The IDF did not take this lightly, and the Air Force returned fire at several terror sites. Unfortunately this pattern has become highly repetitive and seems to do nothing to deter the terrorists.
The only good news in all this, which technically isn’t good at all simply because of the necessity behind it, is that some of the Sderot region’s schoolchildren have a brand new, rocket-proof building to protect them, so that they can study without having to worry where the nearest bomb shelter is.
For the first time in years, the children of Sderot can study in peace.
Living under a constant threat of rocket fire from militants in the nearby Gaza Strip, their schooldays were often interrupted by mad dashes to bomb shelters. But on Monday, they started the school year safe from attack in a new, fortified, rocket-proof school building.

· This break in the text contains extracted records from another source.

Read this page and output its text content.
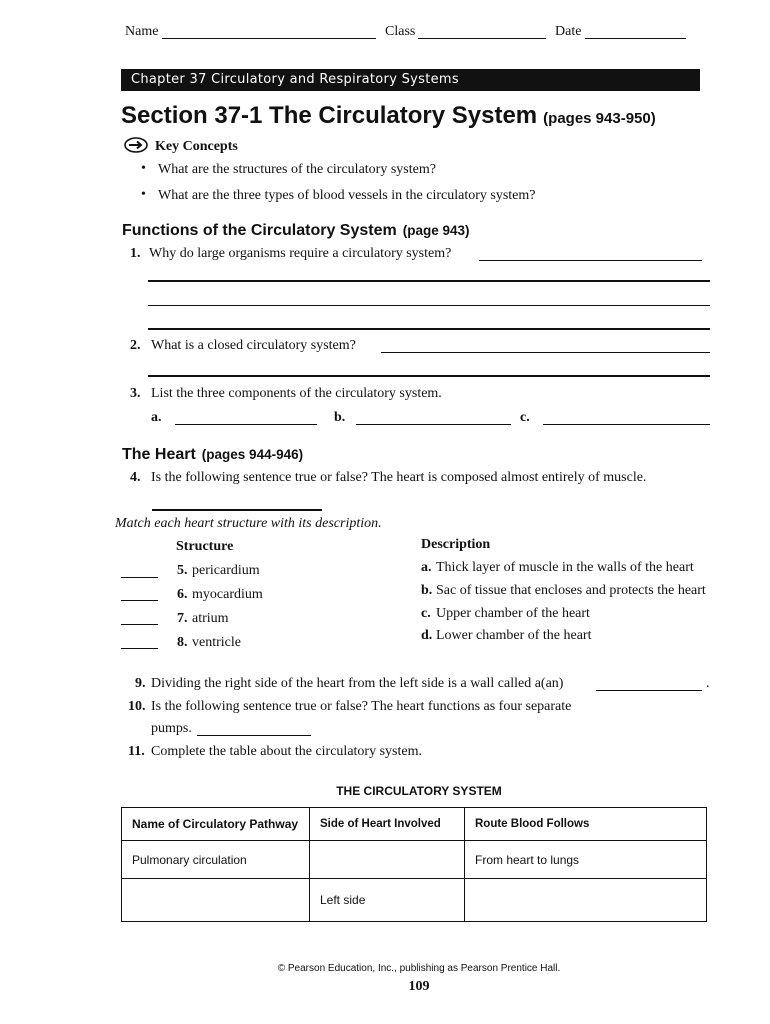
Name	Class	Date
Chapter 37 Circulatory and Respiratory Systems
Section 37-1 The Circulatory System (pages 943-950)
Key Concepts
• What are the structures of the circulatory system?
• What are the three types of blood vessels in the circulatory system?
Functions of the Circulatory System (page 943)
1. Why do large organisms require a circulatory system?
2. What is a closed circulatory system?
3. List the three components of the circulatory system.
a.	b.	c.
The Heart (pages 944-946)
4. Is the following sentence true or false? The heart is composed almost entirely of muscle.
Match each heart structure with its description.
Structure	Description
5. pericardium
6. myocardium
7. atrium
8. ventricle
a. Thick layer of muscle in the walls of the heart
b. Sac of tissue that encloses and protects the heart
c. Upper chamber of the heart
d. Lower chamber of the heart
9. Dividing the right side of the heart from the left side is a wall called a(an)	.
10. Is the following sentence true or false? The heart functions as four separate
pumps.
11. Complete the table about the circulatory system.
THE CIRCULATORY SYSTEM
Name of Circulatory Pathway	Side of Heart Involved	Route Blood Follows
Pulmonary circulation		From heart to lungs
	Left side	
© Pearson Education, Inc., publishing as Pearson Prentice Hall.
109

The $27.5 million structure features concrete walls, reinforced windows and a unique architectural plan all designed specifically to absorb and deflect rocket fire. Notices on the walls of the Shaar Hanegev high school remind the 1,200 students of their new reality: in case of a warning siren, it reads, stay put.
“You can finally teach without constantly worrying about what to do when there is a rocket attack,” said Zohar Nir-Levi, the principal of the junior high school inside the complex. “You can concentrate on your studies. It used to be that even before you said hello in the morning you were telling people where to run.”
Over the years, authorities have scrambled to protect the town’s schools, reinforcing buildings with concrete barricades and stronger roofs. A heavily fortified elementary school was also built, as was a special indoor playground with a mini-soccer field, video games and bomb shelters, according to local officials.
But officials say the new high school takes protection to a new level. The school, built on a sprawling campus, took two years to plan and then two more years to construct.
Each grade has its own color-coded building, with colorful tiles lining the floors. It features concrete shelters in the school yard as well, to allow students on recess to find cover in the 15-second window they have between the sound of the siren and the landing of the rocket. A science lab and an auto shop are fortified. Even the angles of the buildings are specially built to deflect incoming projectiles.
“The walls are thick, the windows are very thick too,” said Yuval Gani, the architect who designed the school. “The doors are protected, the roof is protected also…. The facade of the building, its task is to deviate the missiles.”
The most poignant comment came from an 11th grader:
Michael Spitzer, an 11th grader, said the protection of the building made him less concerned about his younger sister, who also studied there and his mother, who is a teacher.
“I don’t have to worry about them anymore,” he said. “I can just focus on school and not all the other stuff.”
How many 11th graders in other countries have to worry about such things?
In any event, kol hakavod to the planners and builders of the new school, and I wish hatzlacha raba (great success) to all the millions of Israeli schoolchildren in their studies this year.